Assim, o longa revisita a jornada de trabalho de Sílvia, que colhe opiniões numa pesquisa de sabão em pó quando bate a porta de Jerusa, no dia em que ela completa 77 anos e espera ansiosa pela família que não virá, elegendo a Sílvia a providencial companhia que acolhe suas memórias ainda que em meio ao protocolar expediente. 

O argumento do curta se agiganta no longa, possibilitando novas camadas para Jerusa e Sílvia, tornando o encontro infinito de possibilidades de sentir e refletir, numa polifonia onde deságuam cinema, teatro, poesia e candomblé. 

O longa possibilita tanto o aprofundamento quanto novidades sobre vida laboral de Sílvia, desde o modo como o grupo de pesquisa é treinado para entrar nas casas considerando territorialidades e cartografia dos afetos. Destaque para a breve, porém afiada participação de Tássia Reis como a formadora da equipe. 

O mundo do trabalho é apresentado com inúmeras camadas: Enquanto o curta termina com a esperança subjacente à aprovação no vestibular, o longa apresenta a dura realidade de Sílvia, que mesmo possuindo um diploma de graduação, ainda está submetida a um subemprego enquanto aguarda ansiosa  o resultado do concurso prestado para ser professora de História.

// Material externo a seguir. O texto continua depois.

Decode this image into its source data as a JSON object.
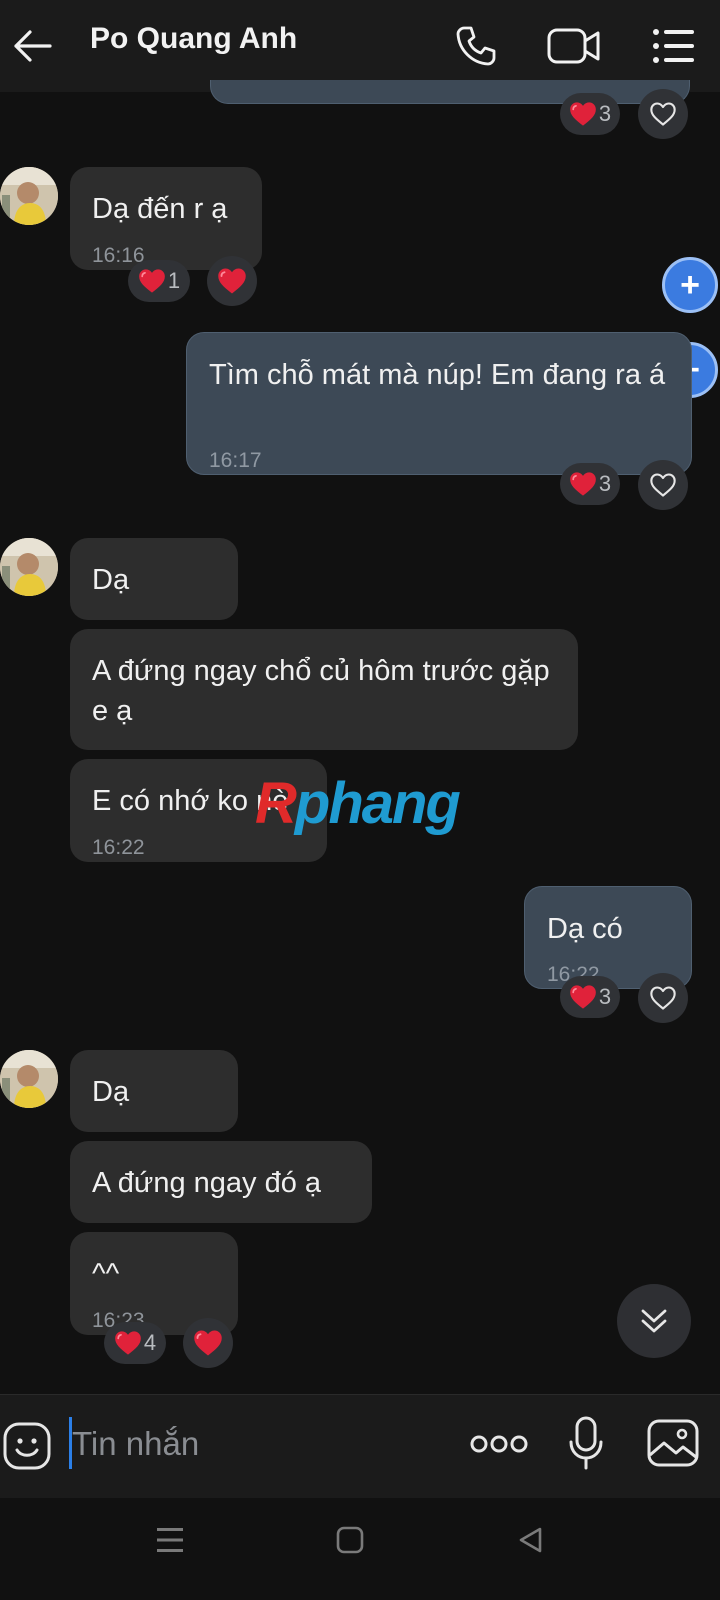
{
  "header": {
    "back_icon": "arrow-left-icon",
    "title": "Po Quang Anh",
    "call_icon": "phone-icon",
    "video_icon": "video-camera-icon",
    "menu_icon": "list-menu-icon"
  },
  "messages": [
    {
      "side": "out",
      "partial": true,
      "reactions": {
        "count": "3"
      }
    },
    {
      "side": "in",
      "text": "Dạ đến r ạ",
      "time": "16:16",
      "reactions": {
        "count": "1"
      }
    },
    {
      "side": "out",
      "text": "Tìm chỗ mát mà núp! Em đang ra á",
      "time": "16:17",
      "reactions": {
        "count": "3"
      }
    },
    {
      "side": "in",
      "text": "Dạ"
    },
    {
      "side": "in",
      "text": "A đứng ngay chổ củ hôm trước gặp e ạ"
    },
    {
      "side": "in",
      "text": "E có nhớ ko nè",
      "time": "16:22"
    },
    {
      "side": "out",
      "text": "Dạ có",
      "time": "16:22",
      "reactions": {
        "count": "3"
      }
    },
    {
      "side": "in",
      "text": "Dạ"
    },
    {
      "side": "in",
      "text": "A đứng ngay đó ạ"
    },
    {
      "side": "in",
      "text": "^^",
      "time": "16:23",
      "reactions": {
        "count": "4"
      }
    }
  ],
  "watermark": {
    "part1": "R",
    "part2": "phang"
  },
  "side_buttons": {
    "plus": "+",
    "minus": "−"
  },
  "composer": {
    "placeholder": "Tin nhắn",
    "emoji_icon": "emoji-icon",
    "more_icon": "more-dots-icon",
    "mic_icon": "microphone-icon",
    "image_icon": "image-icon"
  },
  "navbar": {
    "menu_icon": "recent-apps-icon",
    "home_icon": "home-icon",
    "back_icon": "back-triangle-icon"
  },
  "colors": {
    "background": "#111111",
    "incoming_bubble": "#2d2d2d",
    "outgoing_bubble": "#3d4956",
    "heart": "#e0223a",
    "accent": "#3b7be0"
  }
}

Mesmo amargando a dureza de um subemprego, Sílvia encontra refúgio  no ambiente de trabalho a partir do namoro com sua colega de trabalho. Para vivenciar sua sexualidade, Sílvia precisa se esquivar da lesbofobia de sua família evitando visitas enquanto dribla as cobranças por suas ausências. 

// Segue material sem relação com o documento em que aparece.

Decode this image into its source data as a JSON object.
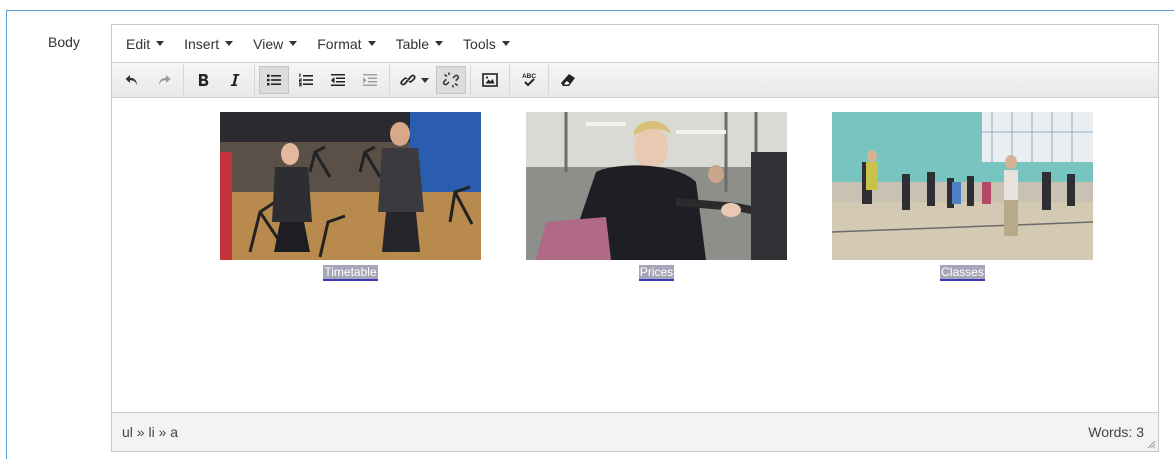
{
  "field": {
    "label": "Body"
  },
  "menubar": {
    "items": [
      {
        "label": "Edit"
      },
      {
        "label": "Insert"
      },
      {
        "label": "View"
      },
      {
        "label": "Format"
      },
      {
        "label": "Table"
      },
      {
        "label": "Tools"
      }
    ]
  },
  "toolbar": {
    "icons": [
      "undo-icon",
      "redo-icon",
      "bold-icon",
      "italic-icon",
      "bullet-list-icon",
      "numbered-list-icon",
      "outdent-icon",
      "indent-icon",
      "link-icon",
      "unlink-icon",
      "image-icon",
      "spellcheck-icon",
      "clear-format-icon"
    ],
    "spellcheck_glyph": "ABC"
  },
  "content": {
    "figures": [
      {
        "caption": "Timetable"
      },
      {
        "caption": "Prices"
      },
      {
        "caption": "Classes"
      }
    ]
  },
  "statusbar": {
    "path": "ul » li » a",
    "word_count": "Words: 3"
  },
  "colors": {
    "frame_border": "#5b9bd5",
    "caption_bg": "#a6a6b8",
    "caption_underline": "#3a3ab8"
  }
}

Sílvia percorre a cidade sob as ameaças do machismo e encontra descaso do poder público que paira sobre os corpos negros que moram nas ruas. Ainda que desamparadas, o filme abre um sorriso para o casal de velhinhas que se aquecem sob os cobertores, para o poeta cuja palavra é um ode à genialidade de figuras como Arthur Bispo do Rosário. 

A arena pública também é ocupada por Jerusa na companhia inseparável de sua câmera fotográfica. Encontra ainda na caminhada pelo Bexiga, afetos antigos como o de Yoyo singelamente vivido por Antônio Pitanga. 

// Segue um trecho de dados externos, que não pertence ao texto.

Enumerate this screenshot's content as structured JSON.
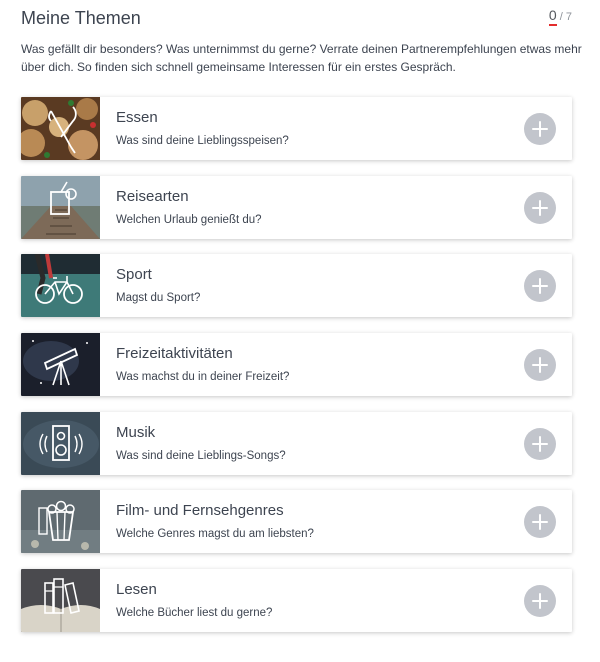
{
  "header": {
    "title": "Meine Themen",
    "count_current": "0",
    "count_total": "7"
  },
  "intro": "Was gefällt dir besonders? Was unternimmst du gerne? Verrate deinen Partnerempfehlungen etwas mehr über dich. So finden sich schnell gemeinsame Interessen für ein erstes Gespräch.",
  "topics": [
    {
      "title": "Essen",
      "subtitle": "Was sind deine Lieblingsspeisen?",
      "icon": "food-icon"
    },
    {
      "title": "Reisearten",
      "subtitle": "Welchen Urlaub genießt du?",
      "icon": "cocktail-icon"
    },
    {
      "title": "Sport",
      "subtitle": "Magst du Sport?",
      "icon": "bicycle-icon"
    },
    {
      "title": "Freizeitaktivitäten",
      "subtitle": "Was machst du in deiner Freizeit?",
      "icon": "telescope-icon"
    },
    {
      "title": "Musik",
      "subtitle": "Was sind deine Lieblings-Songs?",
      "icon": "speaker-icon"
    },
    {
      "title": "Film- und Fernsehgenres",
      "subtitle": "Welche Genres magst du am liebsten?",
      "icon": "popcorn-icon"
    },
    {
      "title": "Lesen",
      "subtitle": "Welche Bücher liest du gerne?",
      "icon": "books-icon"
    }
  ],
  "colors": {
    "accent": "#e32d2d",
    "add_button": "#c2c5cc"
  }
}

Sílvia bate então à porta de Jerusa. Ainda que os elementos centrais da trama nos são conhecidos, somos surpreendidos pela riqueza da herança que está no seio da família Anunciação desde a avó de Jerusa: a possibilidade do registro fotográfico, contrariando uma história de silenciamentos e apagamentos de memórias e ainda uma casa de herança matriarcal e não  matrimonial. 

23ª MOSTRA DE CINEMA DE TIRADENTES – SEMINÁRIO ENCONTRO COM OS FILMES/Bate-papo do filme UM DIA COM JERUSA, com a presença da diretora e convidados. • Crítica convidada: Letícia Bispo | DF Mediadora: Lila Foster – curadora | DF- Foto Netun Lima/Universo Produção

Apesar do fio condutor que rememora o curta, percebe-se que o longa deliberadamente desafia algumas regras clássica de roteiro com consciência porque quer honrar memórias ancestrais e não reprisar fórmulas comerciais. Um exemplo disso é a recusa do uso de flashbacks para ilustrar as memórias que a griô Jerusa confia  a Sílvia. De maneira radicalmente ousada, as experiências da anciã são reveladas a partir do transe de Sílvia num encontro sublime entre oralidade e axé. 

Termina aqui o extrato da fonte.